Include element IDs -- Only extract content from specific HTML elements (use #id for IDs, .classname for classes, separated by semicolons)
Exclude element IDs -- Skip content from specific HTML elements (e.g. footer;header;#navigation)
Conditional toggles appear when include/exclude elements are set, letting you control whether the crawler follows links found within those elements

Scraping Behavior

Scrape documents -- Also extract content from PDF files found on the website
Exclude image links -- Skip image URLs from the training dataset
Scrape hidden contents -- Include content from hidden HTML elements (enabled by default)
Delay between pages -- Add a delay in seconds between page requests to reduce server load
Country code -- Route scraping through a proxy server in a specific country (two-letter code, e.g. us)

Email notifications

The toggle Email me when training is finished or needs my attention is enabled by default.
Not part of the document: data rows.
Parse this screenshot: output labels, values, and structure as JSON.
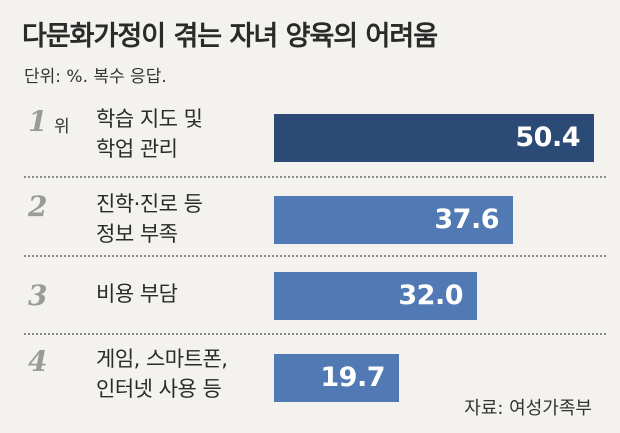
{
  "title": "다문화가정이 겪는 자녀 양육의 어려움",
  "unit_note": "단위: %. 복수 응답.",
  "source": "자료: 여성가족부",
  "rank_suffix": "위",
  "colors": {
    "top": "#2c4a76",
    "others": "#5179b4",
    "background": "#f3f2ee"
  },
  "chart_data": {
    "type": "bar",
    "orientation": "horizontal",
    "title": "다문화가정이 겪는 자녀 양육의 어려움",
    "xlim": [
      0,
      55
    ],
    "items": [
      {
        "rank": "1",
        "label_lines": [
          "학습 지도 및",
          "학업 관리"
        ],
        "value": 50.4,
        "value_label": "50.4"
      },
      {
        "rank": "2",
        "label_lines": [
          "진학·진로 등",
          "정보 부족"
        ],
        "value": 37.6,
        "value_label": "37.6"
      },
      {
        "rank": "3",
        "label_lines": [
          "비용 부담"
        ],
        "value": 32.0,
        "value_label": "32.0"
      },
      {
        "rank": "4",
        "label_lines": [
          "게임, 스마트폰,",
          "인터넷 사용 등"
        ],
        "value": 19.7,
        "value_label": "19.7"
      }
    ]
  }
}
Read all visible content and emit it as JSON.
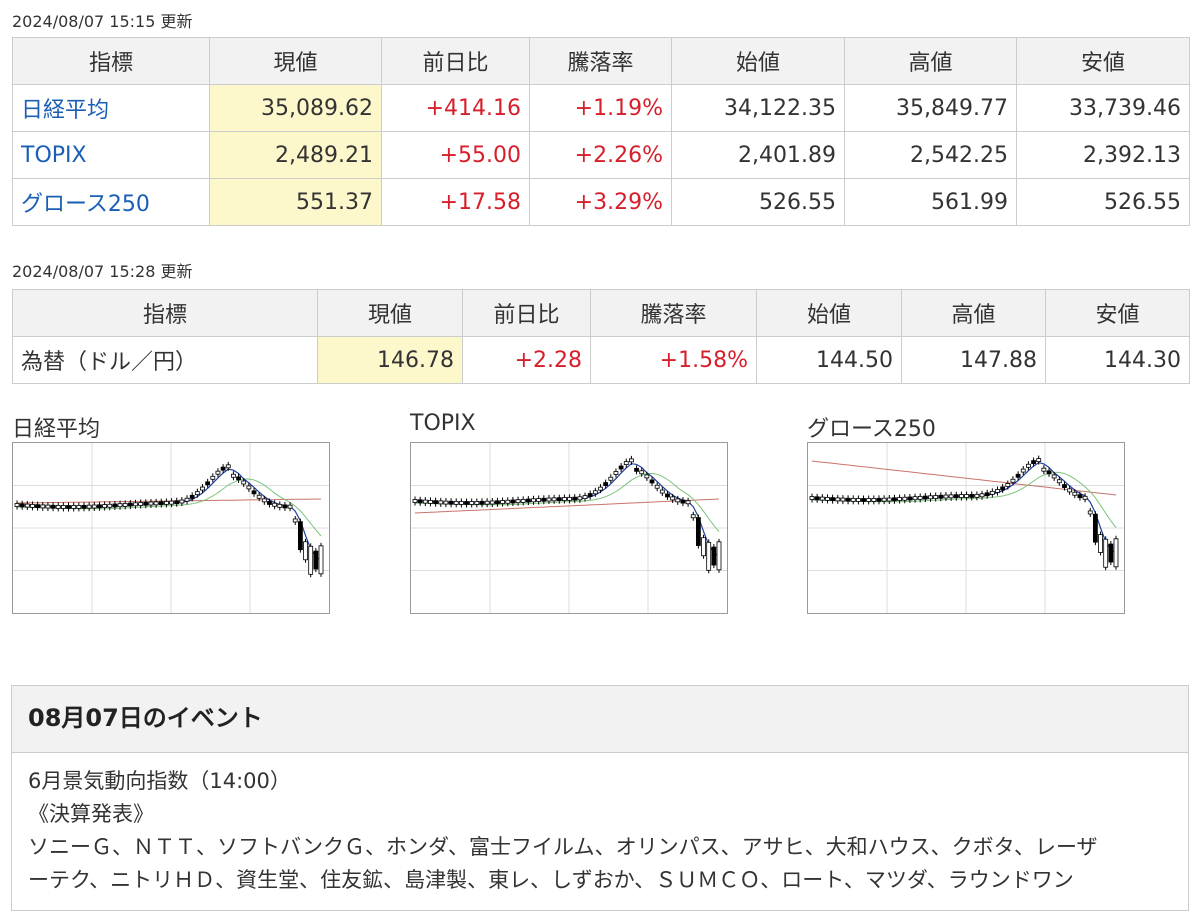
{
  "market_table": {
    "updated": "2024/08/07 15:15 更新",
    "headers": [
      "指標",
      "現値",
      "前日比",
      "騰落率",
      "始値",
      "高値",
      "安値"
    ],
    "rows": [
      {
        "name": "日経平均",
        "current": "35,089.62",
        "change": "+414.16",
        "rate": "+1.19%",
        "open": "34,122.35",
        "high": "35,849.77",
        "low": "33,739.46"
      },
      {
        "name": "TOPIX",
        "current": "2,489.21",
        "change": "+55.00",
        "rate": "+2.26%",
        "open": "2,401.89",
        "high": "2,542.25",
        "low": "2,392.13"
      },
      {
        "name": "グロース250",
        "current": "551.37",
        "change": "+17.58",
        "rate": "+3.29%",
        "open": "526.55",
        "high": "561.99",
        "low": "526.55"
      }
    ]
  },
  "fx_table": {
    "updated": "2024/08/07 15:28 更新",
    "headers": [
      "指標",
      "現値",
      "前日比",
      "騰落率",
      "始値",
      "高値",
      "安値"
    ],
    "rows": [
      {
        "name": "為替（ドル／円）",
        "current": "146.78",
        "change": "+2.28",
        "rate": "+1.58%",
        "open": "144.50",
        "high": "147.88",
        "low": "144.30"
      }
    ]
  },
  "colors": {
    "up": "#d61f2b",
    "link": "#1a5fb4",
    "highlight": "#fdf8cc",
    "header_bg": "#f2f2f2",
    "ma_short": "#1f3fa0",
    "ma_mid": "#7cc47c",
    "ma_long": "#c9736b"
  },
  "charts": [
    {
      "title": "日経平均",
      "kind": "candlestick-mini"
    },
    {
      "title": "TOPIX",
      "kind": "candlestick-mini"
    },
    {
      "title": "グロース250",
      "kind": "candlestick-mini"
    }
  ],
  "events": {
    "title": "08月07日のイベント",
    "line1": "6月景気動向指数（14:00）",
    "line2": "《決算発表》",
    "line3": "ソニーＧ、ＮＴＴ、ソフトバンクＧ、ホンダ、富士フイルム、オリンパス、アサヒ、大和ハウス、クボタ、レーザ",
    "line4": "ーテク、ニトリＨＤ、資生堂、住友鉱、島津製、東レ、しずおか、ＳＵＭＣＯ、ロート、マツダ、ラウンドワン"
  }
}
When active, you receive an email notification when:

Training completes successfully
The system needs your input (e.g., selecting pages after a scan)
Any issues arise during training

You can change the notification email address in the field next to the toggle.

Monitoring training progress

After starting a scan, switch to the Trainings tab to monitor progress. Each training job shows:

The source URL
Current status (Scanning links, Awaiting links selection, Training, Training completed)
A progress bar during active scanning or training
The date of the last update

Click More details to see all the parameters used for a specific training job, including any advanced settings that were configured.

Managing trained links

After training completes, all scanned pages appear in the Links tab. Each link shows:

Page title and URL
Character count (training data size)
Training status
Last updated date

For each link you can:

Retrain -- Re-scan and update the content for this specific page
View -- See the exact content that was extracted from the page
Delete -- Remove this page from your chatbot's knowledge base

Use the Select all checkbox and bulk action buttons to retrain or delete multiple links at once.

Viewing scanned content

Click the View button next to any trained link to see exactly what content was extracted from that page.

The view source modal shows the page title, URL, character count, last updated date, and the full text content that your chatbot was trained on. This helps you verify that the right content was captured and understand your chatbot's knowledge base.